SZ-Adventskalender Im Rollstuhl durch Kuba

Samuel Flach hat Energie - obwohl die Kasse ihn im Stich ließ.

Er ist immer noch ganz fasziniert von dem Land und den Menschen, auch wenn ihm sein Studienaufenthalt auf Kuba viel Kraft abverlangt hat. Oder eher die bürokratischen Hürden, mit denen er nicht gerechnet hatte, als er sich für ein Feldforschungsprogramm interessierte. Vier Monate war der querschnittsgelähmte Samuel F., 24, Student der Ethnologie an der Ludwig-Maximilians-Universität, an der Uni in Havanna eingeschrieben, vor einigen Tagen hat er seine Bachelor-Arbeit abgegeben zum Thema: Wie vereinbaren die Kubaner im Alltag den Spagat zwischen kommunistischem System und der Öffnung zum Kapitalismus.

Samuel F. studiert Ethnologie und möchte am liebsten barrierefrei mit Flüchtlingen wohnen.

(Foto: Stephan Rumpf)

Dass er die Forschung in Havanna durchgezogen hat, ist wohl nur mit seinem eisernen Willen und dem Interesse am Thema zu erklären. Nichts lief wie geplant: Die angekündigte Kooperation zwischen der LMU und der Uni von Havanna verzögerte sich, sodass er sein Studium selbst organisieren und zum Teil auch selbst finanzieren musste. Was heißt, dass ein großes Minus in seinem Budget klafft. Das versprochene Stipendium klappte nicht.

Und als die Kasse nach sechs Wochen auf Kuba das Pflegegeld von 700 Euro monatlich gestrichen hat, konnte er seinen Assistenten, den gelernten Krankenpfleger Taron G., nicht mehr bezahlen. "Ohne ihn hätte ich die Reise und die ersten Wochen wohl kaum geschafft", sagt Samuel F., der in Herrsching am Ammersee aufgewachsen ist. "Neben dem Rollstuhl, dem Elektromotor und Ersatzreifen hatten wir 43 Kilo an medizinischen Hilfsmitteln und Medikamenten dabei", berichtet der Assistent. Denn obwohl das Gesundheitswesen auf der Karibikinsel sehr gut sei, gebe es notwendige Materialien, wie beispielsweise sterile Blasenkatheter, kaum.

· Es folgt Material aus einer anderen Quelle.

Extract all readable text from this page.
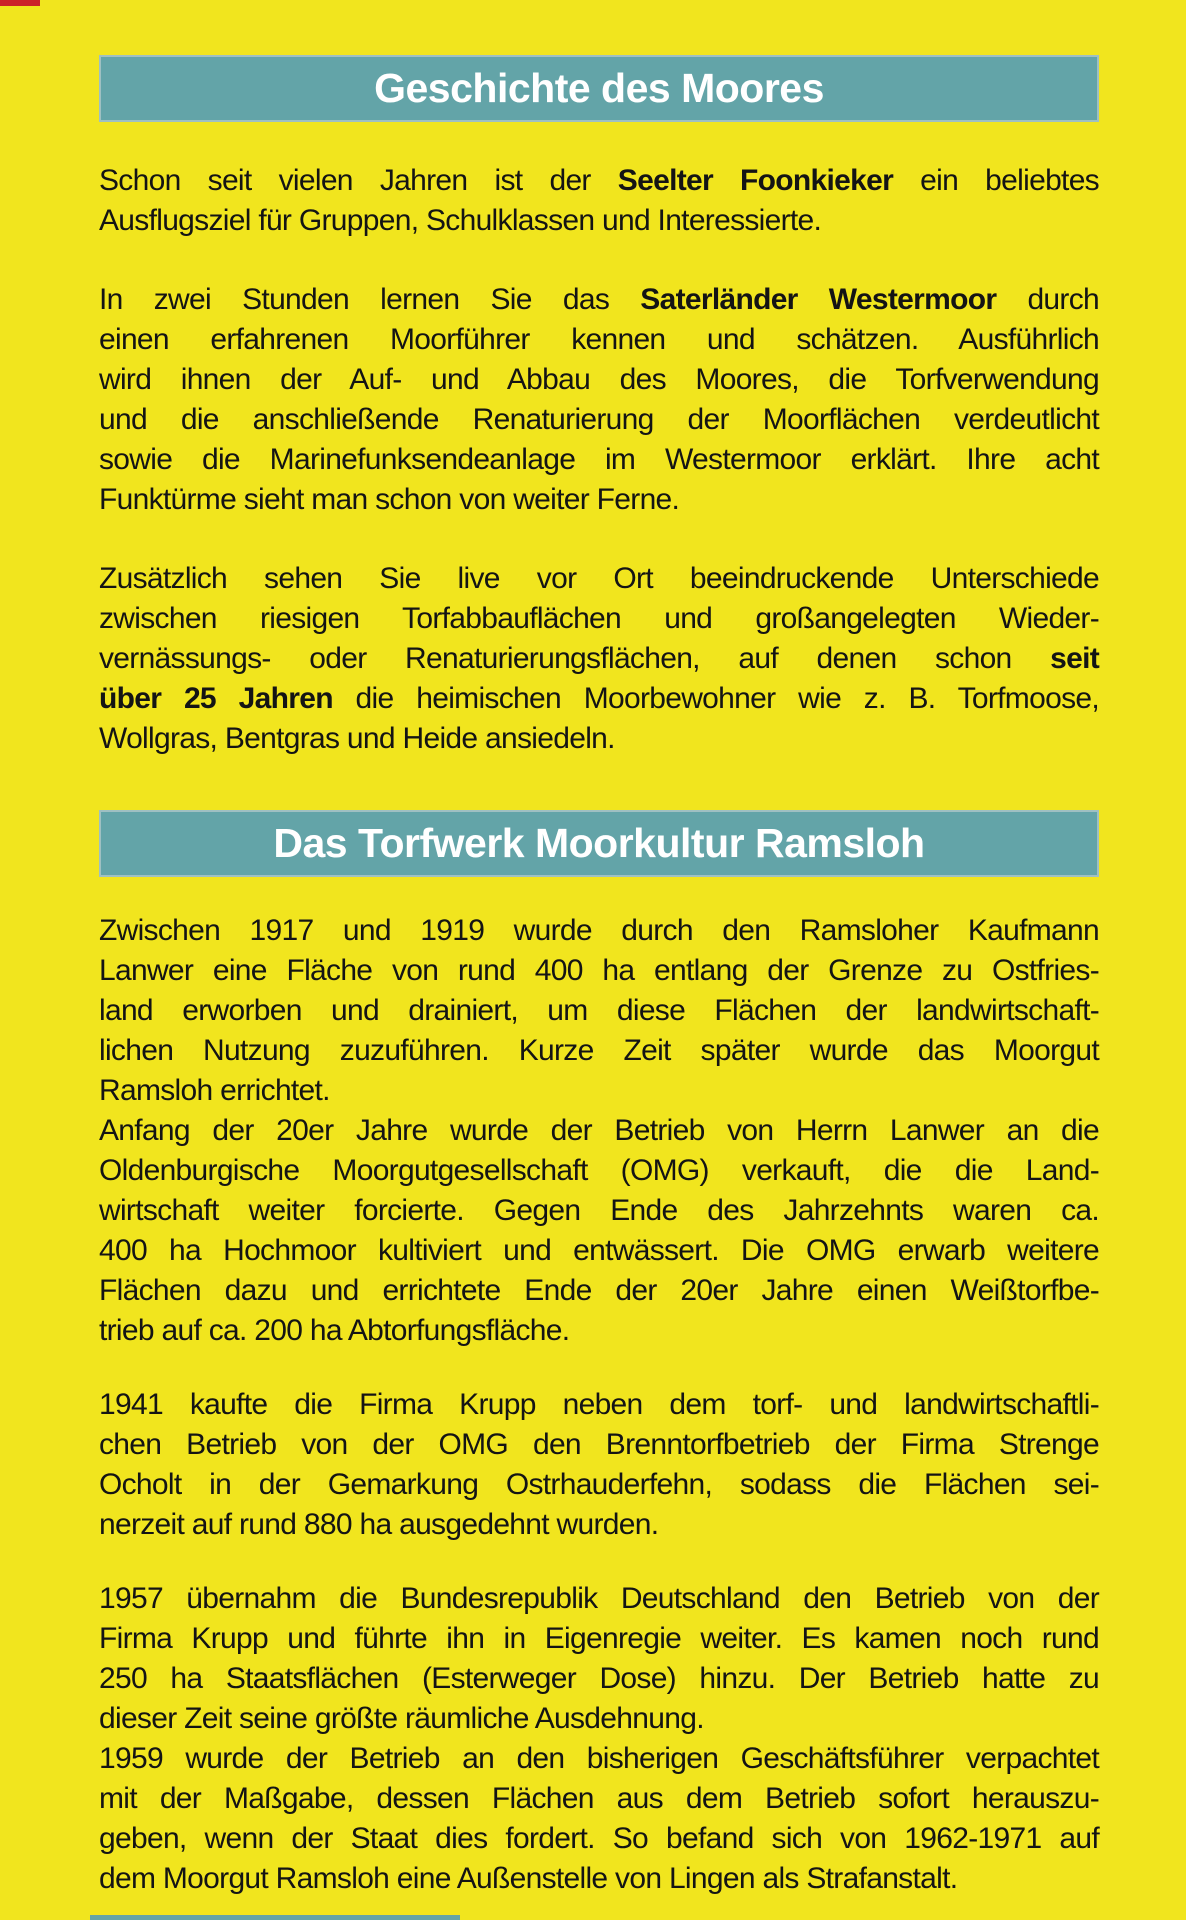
Geschichte des Moores
Schon seit vielen Jahren ist der Seelter Foonkieker ein beliebtes
Ausflugsziel für Gruppen, Schulklassen und Interessierte.
In zwei Stunden lernen Sie das Saterländer Westermoor durch
einen erfahrenen Moorführer kennen und schätzen. Ausführlich
wird ihnen der Auf- und Abbau des Moores, die Torfverwendung
und die anschließende Renaturierung der Moorflächen verdeutlicht
sowie die Marinefunksendeanlage im Westermoor erklärt. Ihre acht
Funktürme sieht man schon von weiter Ferne.
Zusätzlich sehen Sie live vor Ort beeindruckende Unterschiede
zwischen riesigen Torfabbauflächen und großangelegten Wieder-
vernässungs- oder Renaturierungsflächen, auf denen schon seit
über 25 Jahren die heimischen Moorbewohner wie z. B. Torfmoose,
Wollgras, Bentgras und Heide ansiedeln.
Das Torfwerk Moorkultur Ramsloh
Zwischen 1917 und 1919 wurde durch den Ramsloher Kaufmann
Lanwer eine Fläche von rund 400 ha entlang der Grenze zu Ostfries-
land erworben und drainiert, um diese Flächen der landwirtschaft-
lichen Nutzung zuzuführen. Kurze Zeit später wurde das Moorgut
Ramsloh errichtet.
Anfang der 20er Jahre wurde der Betrieb von Herrn Lanwer an die
Oldenburgische Moorgutgesellschaft (OMG) verkauft, die die Land-
wirtschaft weiter forcierte. Gegen Ende des Jahrzehnts waren ca.
400 ha Hochmoor kultiviert und entwässert. Die OMG erwarb weitere
Flächen dazu und errichtete Ende der 20er Jahre einen Weißtorfbe-
trieb auf ca. 200 ha Abtorfungsfläche.
1941 kaufte die Firma Krupp neben dem torf- und landwirtschaftli-
chen Betrieb von der OMG den Brenntorfbetrieb der Firma Strenge
Ocholt in der Gemarkung Ostrhauderfehn, sodass die Flächen sei-
nerzeit auf rund 880 ha ausgedehnt wurden.
1957 übernahm die Bundesrepublik Deutschland den Betrieb von der
Firma Krupp und führte ihn in Eigenregie weiter. Es kamen noch rund
250 ha Staatsflächen (Esterweger Dose) hinzu. Der Betrieb hatte zu
dieser Zeit seine größte räumliche Ausdehnung.
1959 wurde der Betrieb an den bisherigen Geschäftsführer verpachtet
mit der Maßgabe, dessen Flächen aus dem Betrieb sofort herauszu-
geben, wenn der Staat dies fordert. So befand sich von 1962-1971 auf
dem Moorgut Ramsloh eine Außenstelle von Lingen als Strafanstalt.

Doch der Reihe nach: Samuel F. ist seit Juli 2011 querschnittsgelähmt. Nach dem Abitur am Gilchinger Gymnasium hatte er sich für ein freiwilliges soziales Jahr in einem Waisenhaus in Uganda verpflichtet. Reisen, andere Kulturen kennenlernen, andere Lebensweisen erkunden, das war sein Ding. Am Ende seines Einsatzes reiste er mit zwei Freunden quer durch Afrika.

Seinen 20. Geburtstag wollte er am Strand auf Sansibar feiern. Und dabei machte er den Fehler, der sein Leben veränderte - einen flachen Hechtsprung ins bauchtiefe Wasser. Einheimische, mit denen er sich zuvor unterhalten hatte, retteten ihn aus dem Meer. Er wurde nach Nairobi geflogen, dann in die Unfallklinik nach Murnau, es folgten verschiedene Rehas, die ihn so fit machten, dass er Schulter und Arme wieder bewegen konnte, also bedingt selbständig leben und studieren.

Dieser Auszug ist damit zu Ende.